Das Trommeln in seinen Ohren übertönte ihre Worte. Corina … Was verlangst du von mir? »Glaube mir, ich bin in meinen Privilegien wirklich eingeschränkt.«
»Dann finde einen Weg. Sprich mit Nathaniel. Beauftrage einen Privatdetektiv, einen Meisterdieb, der ins Verteidigungsministerium einbrechen kann, egal, was. Finde einfach heraus, was passiert ist. Seitdem er gestorben ist, ist nichts mehr, wie es vorher war. Ich habe alles verloren. Meine Familie. Dich.« Sie biss sich auf die Unterlippe und schwieg.

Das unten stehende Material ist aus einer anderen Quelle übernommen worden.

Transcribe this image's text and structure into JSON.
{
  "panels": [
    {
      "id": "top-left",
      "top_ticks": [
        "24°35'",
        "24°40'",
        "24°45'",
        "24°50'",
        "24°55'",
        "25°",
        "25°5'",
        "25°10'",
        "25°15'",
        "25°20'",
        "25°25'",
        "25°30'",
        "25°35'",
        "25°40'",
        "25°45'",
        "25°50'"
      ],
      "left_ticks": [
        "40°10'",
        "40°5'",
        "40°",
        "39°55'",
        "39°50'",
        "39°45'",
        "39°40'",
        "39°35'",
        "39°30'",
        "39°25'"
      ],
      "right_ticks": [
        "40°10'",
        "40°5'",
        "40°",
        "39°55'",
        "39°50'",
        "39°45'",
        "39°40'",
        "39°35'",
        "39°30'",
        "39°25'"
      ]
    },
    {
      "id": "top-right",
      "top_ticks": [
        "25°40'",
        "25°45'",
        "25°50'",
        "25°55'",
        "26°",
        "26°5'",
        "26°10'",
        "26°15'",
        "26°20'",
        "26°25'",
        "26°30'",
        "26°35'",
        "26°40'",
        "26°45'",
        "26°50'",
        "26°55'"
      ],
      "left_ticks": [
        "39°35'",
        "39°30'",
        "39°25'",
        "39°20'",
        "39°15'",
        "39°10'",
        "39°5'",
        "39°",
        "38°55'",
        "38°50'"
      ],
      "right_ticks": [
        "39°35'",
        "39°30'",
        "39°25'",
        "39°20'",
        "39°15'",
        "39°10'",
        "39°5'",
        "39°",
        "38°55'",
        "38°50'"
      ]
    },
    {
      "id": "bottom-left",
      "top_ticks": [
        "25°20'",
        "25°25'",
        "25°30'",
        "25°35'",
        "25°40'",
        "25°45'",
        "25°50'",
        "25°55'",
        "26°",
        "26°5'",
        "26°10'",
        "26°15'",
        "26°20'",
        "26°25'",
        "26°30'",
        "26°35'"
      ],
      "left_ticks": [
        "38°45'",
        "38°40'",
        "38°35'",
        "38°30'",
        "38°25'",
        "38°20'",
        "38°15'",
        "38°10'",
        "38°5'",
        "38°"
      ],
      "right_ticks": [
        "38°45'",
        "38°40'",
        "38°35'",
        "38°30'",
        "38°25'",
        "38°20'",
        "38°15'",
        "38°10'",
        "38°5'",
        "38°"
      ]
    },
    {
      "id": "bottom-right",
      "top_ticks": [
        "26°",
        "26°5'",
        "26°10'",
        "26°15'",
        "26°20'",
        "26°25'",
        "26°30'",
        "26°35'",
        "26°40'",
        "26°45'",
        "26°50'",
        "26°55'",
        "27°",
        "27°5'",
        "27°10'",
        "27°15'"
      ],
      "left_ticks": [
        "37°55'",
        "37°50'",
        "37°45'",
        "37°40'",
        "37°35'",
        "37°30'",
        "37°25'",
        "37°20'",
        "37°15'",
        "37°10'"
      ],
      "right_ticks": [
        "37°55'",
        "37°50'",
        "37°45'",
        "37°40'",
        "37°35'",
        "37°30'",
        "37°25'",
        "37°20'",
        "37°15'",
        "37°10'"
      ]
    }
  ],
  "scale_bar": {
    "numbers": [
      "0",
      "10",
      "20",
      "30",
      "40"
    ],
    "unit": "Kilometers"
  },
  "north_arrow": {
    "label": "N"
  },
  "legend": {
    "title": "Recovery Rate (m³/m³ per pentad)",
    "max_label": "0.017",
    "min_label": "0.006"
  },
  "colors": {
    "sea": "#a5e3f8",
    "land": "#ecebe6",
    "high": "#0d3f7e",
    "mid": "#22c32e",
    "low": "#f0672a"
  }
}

Am liebsten wäre Stephen herumgelaufen, aber sein Knöchel wehrte sich. Er zog einen Stuhl hervor und setzte sich abrupt hin. Seine Gedanken wirbelten wild durcheinander, und sein Herz wütete. Sag’s ihr. Sag’s ihr einfach. Aber das konnte er nicht. Seine Beichte lag so tief, das nicht einmal das Erdbeben ihrer Bitte sie an die Oberfläche zerren konnte.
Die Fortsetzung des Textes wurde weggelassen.